Aulas_TEA: Compartimos

Para finalizar el curso se nos solicita una entrada donde se presente la cohesión entre las áreas trabajadas en los tres bloques completados a lo largo del curso #Aulas_TEA: comunicación social, regulación emocional y aprendizajes escolares.

Desde mi punto de vista, a la hora de nuestra intervención con el alumnado con TEA debemos de entender que nos encontramos delante de una persona. Parece una perogrullada, pero no lo es. A menudo solo vemos las dificultades o obstáculos, en vez de ver a la persona que hay detrás con sus fortalezas y debilidades. Esto hará que el propio sujeto, la propia persona deba ser el protagonista del aprendizaje. Digo esto, porque muchas veces he observado ciertos “prejuicios“ sobre nuestro alumnado: que si son incapaces de sentir, de tener empatía, que funcionan como robots, etc. Por fortuna, cada vez son menos frecuentes, dada la mayor información y el aumento de investigaciones testadas científicamente. Digo esto porque a la hora de establecer una cohesión entre las áreas anteriores mencionadas debemos de enfatizar que antes que nada son personas y como tales personas, las diferencias entre unos y otros serán grandes. Deberemos ajustar nuestra intervención en dichas áreas de acuerdo a la persona, de acuerdo a Juan, Ekaitz o June. Es cierto, que hay aspectos que pueden ser comunes, pero ésto no puede hacer que cuando pensemos en el alumnado con TEA, ya tengamos preparados unas tablas con gomets para realizar una intervención en la conducta de nuestro alumno o alumna.

 

 

Para un adecuado aprendizaje para la vida es necesario la potenciación de la comunicación como eje fundamental del currículum e interpretarla como la principal herramienta educativa para nuestro alumnado, cuyos procesos comunicativos están, en muchas ocasiones seriamente alterados” (Arbe y Tamarit: Una escuela para Juan, 1999). De hecho, la incorporación al curriculum de programas concretos y estrategias básicas de comunicación.
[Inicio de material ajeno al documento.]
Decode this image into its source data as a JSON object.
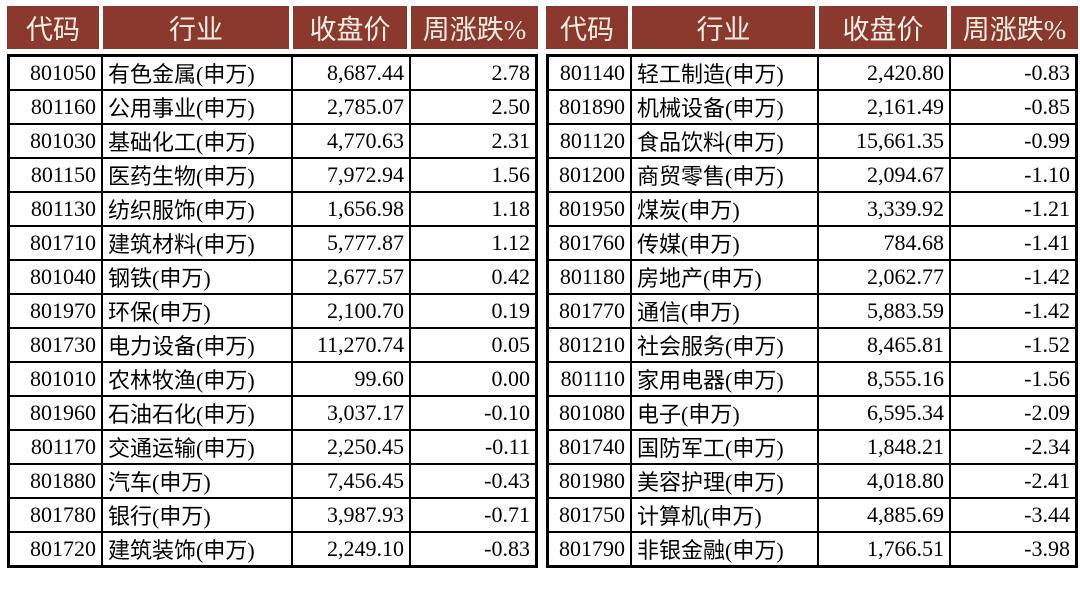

Es también importante incorporar al curriculum programas para desarrollar las habilidades sociales en nuestro alumnado, aunque es cierto que muchas de ellas va a estar asumidas de forma transversal en los propios programas de comunicación. Saber esperar el turno, pedir, saludar, etc, son aprendizajes que van a posibilitar en el alumnado un mayor nivel de autonomía social y comunicativa.

No podemos olvidar incorporar al curriculum programas de expresión y reconocimiento de emociones y estado de ánimo. La ausencia de estos programas puede limitar sus posibilidades adaptativas a su entorno, originando en ocasiones conductas inadecuadas y desajustadas.

Junto a todo lo anterior no debemos olvidar diseñar situaciones donde el alumnado con TEA pueda tomar decisiones, tenga capacidad de elección (autodeterminación y autodirección). Para ello, debemos posibilitar entornos significativos, donde no solo se enseñe lo que supuestamente es específico de ese Entorno, sino que además se enseñen objetivos de las otras áreas: comunicativos, sociales, conductuales, cognitivos, etc.

Para llevar a cabo lo anterior será necesario la participación activa y no puramente formal de todos los elementos integrantes en el sistema educativo (familias, alumnado, profesorado, centro, entorno, etc.). Habrá que desarrollar, por tanto, consenso de objetivos con una autoevaluación continua.